Ces évolutions ne constituent pas une remise en cause du dispositif, mais un recentrage. L’objectif est clair : limiter les effets d’aubaine et concentrer le CIR sur les dépenses directement liées à la recherche. Cette logique implique une exigence accrue sur la qualification des travaux et sur la justification des dépenses.
Vers un CIR plus sélectif et plus orienté
À horizon 2030, le CIR pourrait intégrer des critères supplémentaires, notamment en lien avec les enjeux environnementaux. Plusieurs scénarios envisagent l’introduction de mécanismes incitatifs favorisant les projets contribuant à la décarbonation ou à la transition énergétique.
Cette évolution traduirait un changement de paradigme. Le CIR ne financerait plus uniquement la recherche en tant que telle, mais orienterait les investissements vers des objectifs stratégiques définis à l’échelle nationale. La question ne serait plus seulement de savoir si un projet relève de la R&D, mais aussi s’il s’inscrit dans une trajectoire jugée prioritaire.
Des impacts différenciés selon les entreprises
Derrière un cadre unique, les effets du CIR varient fortement selon la taille et la maturité des entreprises. Pour les PME, le dispositif joue un rôle d’amortisseur. Il permet de réduire le risque lié aux investissements en R&D, mais suppose une capacité à structurer et documenter les travaux, souvent sous-estimée.
Pour les ETI, le CIR s’inscrit dans une logique stratégique. Il est intégré dans une approche globale, combiné à d’autres dispositifs, avec un enjeu croissant de pilotage et de gouvernance. Pour les grands groupes, le CIR dépasse la seule logique de financement. Il influence les décisions de localisation des activités de recherche, dans un contexte de concurrence internationale accrue.
Un enjeu central : démontrer l’impact réel
Au-delà des débats politiques, une question demeure centrale : celle de l’efficacité du dispositif. Le CIR génère-t-il réellement des dépenses supplémentaires de R&D, ou finance-t-il en partie des investissements qui auraient été réalisés de toute façon ?

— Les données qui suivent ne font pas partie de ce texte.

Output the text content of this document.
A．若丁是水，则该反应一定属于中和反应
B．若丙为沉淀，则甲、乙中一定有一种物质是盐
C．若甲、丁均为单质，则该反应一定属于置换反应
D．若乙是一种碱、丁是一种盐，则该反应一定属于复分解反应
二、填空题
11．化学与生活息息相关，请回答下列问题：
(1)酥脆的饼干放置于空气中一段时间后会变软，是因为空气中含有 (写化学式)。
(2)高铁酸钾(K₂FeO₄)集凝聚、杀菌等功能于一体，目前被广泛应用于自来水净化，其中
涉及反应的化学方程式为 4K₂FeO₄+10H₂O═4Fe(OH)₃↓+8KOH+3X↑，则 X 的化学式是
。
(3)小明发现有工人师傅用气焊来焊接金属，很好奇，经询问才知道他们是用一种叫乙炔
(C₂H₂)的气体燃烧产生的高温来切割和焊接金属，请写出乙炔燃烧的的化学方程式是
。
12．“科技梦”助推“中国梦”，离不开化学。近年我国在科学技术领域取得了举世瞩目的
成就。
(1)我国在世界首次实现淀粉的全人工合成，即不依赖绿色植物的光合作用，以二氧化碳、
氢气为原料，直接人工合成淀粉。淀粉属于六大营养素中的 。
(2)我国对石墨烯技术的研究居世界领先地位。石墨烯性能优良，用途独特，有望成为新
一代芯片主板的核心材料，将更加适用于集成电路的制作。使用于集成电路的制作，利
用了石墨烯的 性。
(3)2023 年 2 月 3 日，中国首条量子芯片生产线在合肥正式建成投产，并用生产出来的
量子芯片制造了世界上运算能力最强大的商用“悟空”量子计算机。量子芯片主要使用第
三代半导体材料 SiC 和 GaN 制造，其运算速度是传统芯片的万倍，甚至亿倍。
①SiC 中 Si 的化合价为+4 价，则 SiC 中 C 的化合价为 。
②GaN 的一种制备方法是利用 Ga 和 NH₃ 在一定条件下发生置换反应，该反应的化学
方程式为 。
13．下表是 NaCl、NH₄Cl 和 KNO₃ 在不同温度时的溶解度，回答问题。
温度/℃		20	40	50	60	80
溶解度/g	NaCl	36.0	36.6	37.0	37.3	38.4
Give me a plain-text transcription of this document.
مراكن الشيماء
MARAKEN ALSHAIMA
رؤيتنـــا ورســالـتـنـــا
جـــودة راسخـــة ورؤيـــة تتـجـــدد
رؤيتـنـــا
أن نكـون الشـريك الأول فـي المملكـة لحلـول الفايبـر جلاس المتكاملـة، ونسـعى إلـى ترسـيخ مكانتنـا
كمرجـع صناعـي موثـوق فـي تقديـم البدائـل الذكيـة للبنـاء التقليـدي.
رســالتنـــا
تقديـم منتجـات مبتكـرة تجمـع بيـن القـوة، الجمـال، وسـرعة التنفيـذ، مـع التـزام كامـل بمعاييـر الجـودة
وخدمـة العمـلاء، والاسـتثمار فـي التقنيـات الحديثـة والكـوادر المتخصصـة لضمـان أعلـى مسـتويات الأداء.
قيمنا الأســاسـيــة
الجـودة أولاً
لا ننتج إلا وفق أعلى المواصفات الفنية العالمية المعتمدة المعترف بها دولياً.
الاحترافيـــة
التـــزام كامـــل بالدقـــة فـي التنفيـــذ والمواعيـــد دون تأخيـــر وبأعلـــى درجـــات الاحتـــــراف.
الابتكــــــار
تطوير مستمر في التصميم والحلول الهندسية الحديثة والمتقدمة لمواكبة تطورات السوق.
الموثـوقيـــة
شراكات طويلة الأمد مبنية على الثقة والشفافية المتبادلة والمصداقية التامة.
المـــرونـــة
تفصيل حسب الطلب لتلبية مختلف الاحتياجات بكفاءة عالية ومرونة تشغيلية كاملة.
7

Cette interrogation appelle une réponse structurée, fondée sur des données mesurables et une évaluation continue. Sans cette capacité d’analyse, le dispositif reste exposé à des critiques récurrentes, oscillant entre nécessité économique et coût budgétaire.
Le CIR entre dans une phase de transformation qui dépasse le simple cadre technique. Les ajustements récents traduisent une volonté de renforcer la pertinence du dispositif, en le rendant plus ciblé, plus exigeant et potentiellement plus orienté vers des objectifs stratégiques.
Dans ce contexte, la question n’est plus uniquement celle de l’éligibilité, mais celle de la capacité à s’inscrire dans un cadre en évolution. La sécurisation du CIR reposera de plus en plus sur une démonstration rigoureuse, à la fois technique et stratégique. Le dispositif reste un pilier du financement de l’innovation, mais il devient également un outil de pilotage, au service de priorités économiques et environnementales clairement affirmées.